Well, it's that time of year again, folks -- the time of year when parents grapple with what to get their children's teachers in appreciation for their year-long service as educators and babysitters. It's a practice that confounds many as we all look for the perfect gift -- collectively or otherwise -- to express the proper gratitude. And yet, even though the ante keeps climbing due to parents' incessant concern over looking cheap or ungrateful in the eyes of other parents, I've often wondered whether or not our good intentions or competitive spirit are all in vain or, at least, fraught with error. Certainly, buying your child's teacher a gift certificate for a mani-pedi might be something you, yourself, would like given you lived in this woman's shoes, but what is to say this particular teacher likes having her nails done or feet touched? Misguided intentions -- more often than not -- make for hollow victories.
As I have had the great privilege lately of speaking with numerous mom bloggers due to a unique media project I'm collaborating on, I decided to ask one of those mom bloggers -- who also happens to be a teacher -- if us, parents, have had it all wrong when venturing into the realm of teacher gift-giving.

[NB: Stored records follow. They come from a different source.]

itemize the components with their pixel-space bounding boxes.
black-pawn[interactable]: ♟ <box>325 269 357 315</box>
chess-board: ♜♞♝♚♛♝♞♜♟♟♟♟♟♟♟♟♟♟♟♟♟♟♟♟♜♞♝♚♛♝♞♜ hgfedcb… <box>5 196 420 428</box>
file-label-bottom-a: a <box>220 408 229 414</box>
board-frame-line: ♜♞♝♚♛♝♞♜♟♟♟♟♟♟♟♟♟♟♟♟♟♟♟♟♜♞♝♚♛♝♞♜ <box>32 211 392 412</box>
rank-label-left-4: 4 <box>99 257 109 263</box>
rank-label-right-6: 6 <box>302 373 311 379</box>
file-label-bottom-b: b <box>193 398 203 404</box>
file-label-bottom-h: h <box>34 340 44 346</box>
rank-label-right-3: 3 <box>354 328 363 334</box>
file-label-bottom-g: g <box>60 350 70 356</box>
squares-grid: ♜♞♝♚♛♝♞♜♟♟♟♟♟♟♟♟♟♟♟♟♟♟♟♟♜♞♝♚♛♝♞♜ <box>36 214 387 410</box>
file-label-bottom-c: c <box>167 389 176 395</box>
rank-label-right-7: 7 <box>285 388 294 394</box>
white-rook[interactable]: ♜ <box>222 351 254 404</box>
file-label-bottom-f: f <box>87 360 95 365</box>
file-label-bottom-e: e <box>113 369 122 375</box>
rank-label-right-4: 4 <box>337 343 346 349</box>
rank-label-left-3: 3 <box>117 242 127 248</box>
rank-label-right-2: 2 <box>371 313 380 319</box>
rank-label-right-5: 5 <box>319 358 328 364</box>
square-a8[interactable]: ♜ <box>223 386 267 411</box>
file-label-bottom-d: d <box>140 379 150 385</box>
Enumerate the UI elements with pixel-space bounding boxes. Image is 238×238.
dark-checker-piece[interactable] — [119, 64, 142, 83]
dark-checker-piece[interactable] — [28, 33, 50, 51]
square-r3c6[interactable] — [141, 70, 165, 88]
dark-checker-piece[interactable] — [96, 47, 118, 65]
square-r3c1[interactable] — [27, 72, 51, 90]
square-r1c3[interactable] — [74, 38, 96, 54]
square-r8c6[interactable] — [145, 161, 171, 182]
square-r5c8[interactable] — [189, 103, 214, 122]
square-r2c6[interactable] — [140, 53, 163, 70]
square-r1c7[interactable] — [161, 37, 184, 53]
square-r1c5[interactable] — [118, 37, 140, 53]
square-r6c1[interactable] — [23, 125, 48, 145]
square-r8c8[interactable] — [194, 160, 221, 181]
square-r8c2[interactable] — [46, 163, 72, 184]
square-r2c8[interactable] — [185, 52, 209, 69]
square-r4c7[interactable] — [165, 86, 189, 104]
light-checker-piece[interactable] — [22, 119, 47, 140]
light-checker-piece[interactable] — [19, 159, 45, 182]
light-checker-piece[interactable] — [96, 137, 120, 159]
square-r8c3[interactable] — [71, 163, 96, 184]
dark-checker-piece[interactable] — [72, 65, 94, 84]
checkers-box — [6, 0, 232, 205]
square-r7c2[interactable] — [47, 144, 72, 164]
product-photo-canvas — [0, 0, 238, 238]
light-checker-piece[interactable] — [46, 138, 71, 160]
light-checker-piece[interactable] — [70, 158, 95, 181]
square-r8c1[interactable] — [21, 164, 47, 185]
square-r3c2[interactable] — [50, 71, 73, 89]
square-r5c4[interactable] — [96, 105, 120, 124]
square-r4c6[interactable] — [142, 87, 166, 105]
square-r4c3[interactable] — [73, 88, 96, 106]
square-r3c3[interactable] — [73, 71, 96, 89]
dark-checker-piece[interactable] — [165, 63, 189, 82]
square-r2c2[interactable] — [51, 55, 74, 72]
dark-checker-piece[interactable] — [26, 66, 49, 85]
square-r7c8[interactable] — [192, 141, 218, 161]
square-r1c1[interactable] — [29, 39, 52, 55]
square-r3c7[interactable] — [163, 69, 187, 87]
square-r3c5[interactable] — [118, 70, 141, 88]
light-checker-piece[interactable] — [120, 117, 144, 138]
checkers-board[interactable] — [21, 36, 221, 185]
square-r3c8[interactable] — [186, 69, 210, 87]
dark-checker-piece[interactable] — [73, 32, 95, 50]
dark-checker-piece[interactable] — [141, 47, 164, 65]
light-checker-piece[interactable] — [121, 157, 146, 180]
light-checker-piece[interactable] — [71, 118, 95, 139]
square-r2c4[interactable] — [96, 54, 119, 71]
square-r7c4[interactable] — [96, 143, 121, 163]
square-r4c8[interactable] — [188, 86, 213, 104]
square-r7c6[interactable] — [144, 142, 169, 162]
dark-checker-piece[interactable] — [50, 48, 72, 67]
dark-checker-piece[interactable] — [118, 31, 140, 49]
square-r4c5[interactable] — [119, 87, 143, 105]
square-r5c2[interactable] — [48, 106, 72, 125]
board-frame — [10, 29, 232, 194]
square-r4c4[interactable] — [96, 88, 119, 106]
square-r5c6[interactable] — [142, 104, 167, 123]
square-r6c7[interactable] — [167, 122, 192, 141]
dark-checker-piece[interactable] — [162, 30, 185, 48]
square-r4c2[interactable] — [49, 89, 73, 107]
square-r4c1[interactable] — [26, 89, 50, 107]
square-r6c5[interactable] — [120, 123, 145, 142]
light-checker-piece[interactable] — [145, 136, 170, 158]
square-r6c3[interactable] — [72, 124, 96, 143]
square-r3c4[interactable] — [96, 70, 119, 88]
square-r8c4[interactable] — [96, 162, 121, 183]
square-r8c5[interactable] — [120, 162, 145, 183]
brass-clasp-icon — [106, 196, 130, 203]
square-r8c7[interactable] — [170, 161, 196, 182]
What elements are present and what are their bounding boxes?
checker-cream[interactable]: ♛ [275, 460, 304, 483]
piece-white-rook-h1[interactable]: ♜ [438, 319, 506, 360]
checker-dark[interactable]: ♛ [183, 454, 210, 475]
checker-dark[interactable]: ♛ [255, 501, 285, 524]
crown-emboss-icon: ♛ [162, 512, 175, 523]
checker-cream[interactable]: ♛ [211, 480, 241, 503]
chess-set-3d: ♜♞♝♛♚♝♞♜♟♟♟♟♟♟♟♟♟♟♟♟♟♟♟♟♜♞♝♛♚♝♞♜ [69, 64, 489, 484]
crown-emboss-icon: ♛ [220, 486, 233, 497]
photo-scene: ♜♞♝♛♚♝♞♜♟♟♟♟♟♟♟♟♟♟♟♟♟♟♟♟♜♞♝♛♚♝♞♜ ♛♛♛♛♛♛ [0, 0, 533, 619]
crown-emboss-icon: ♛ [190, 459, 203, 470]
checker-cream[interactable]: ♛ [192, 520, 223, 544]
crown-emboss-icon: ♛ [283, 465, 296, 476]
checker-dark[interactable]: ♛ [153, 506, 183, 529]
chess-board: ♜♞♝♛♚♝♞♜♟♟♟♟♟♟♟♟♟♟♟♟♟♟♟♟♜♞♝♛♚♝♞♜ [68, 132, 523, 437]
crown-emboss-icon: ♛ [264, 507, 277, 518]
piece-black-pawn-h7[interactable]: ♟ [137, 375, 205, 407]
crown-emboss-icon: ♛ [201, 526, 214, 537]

And, indeed, my suspicions were correct. We parents have had it wrong and, I believe, the suggestions Kathryn Trainor offers through her blog "Fuggs and Foach" in response to this grand faux pas not only make a lot of sense, but also reap enormous rewards for everyone involved... including the children we both care about.
A must-read, Kathy's post "Rant From A Teacher" will not only make you laugh, but offers great insight into the "do's and don'ts" of end-of-the-year gift giving. The following suggestions comprise her "do's" list -- straight from her blog itself:
Here is the list of items every teacher wants and of often never gets:
A note or small letter about how the teacher made you feel. A note on what their work did for them. (I cannot stress this was the most mentioned, appreciated, and wanted item as I talk to my teacher friends on the playground.)
A gift card. (COFFEE; a school-supply store; Wal-Mart, Target or supermarket)
Something they need or really like that has been identified on a teacher wishlist or classroom need list from the beginning of the year (pens, makers, tape, etc.)
As teachers spend -- from their own pockets -- an average of $500 dollars per teacher per year to pay for school supplies our kids would not enjoy otherwise, I think Kathy's suggestions offer brilliant options to consider. Not only do they simplify the entire process, but they solve a multitude of issues in one fell swoop. Leave it to a teacher to give us all a lesson in proper gift giving... right!
In my opinion, it's time we parents got back to using our heads in the entire matter and move to a smarter outcome, don't you think? Let's buy teachers what they actually want and forever put the burden of "guessing" to rest. No one wins when we guess wrong. And the last thing your child's teacher needs is yet another space waster in the form of a blue piggy bank which has no reason for being except to remind her of how much she really wanted that Walmart gift card.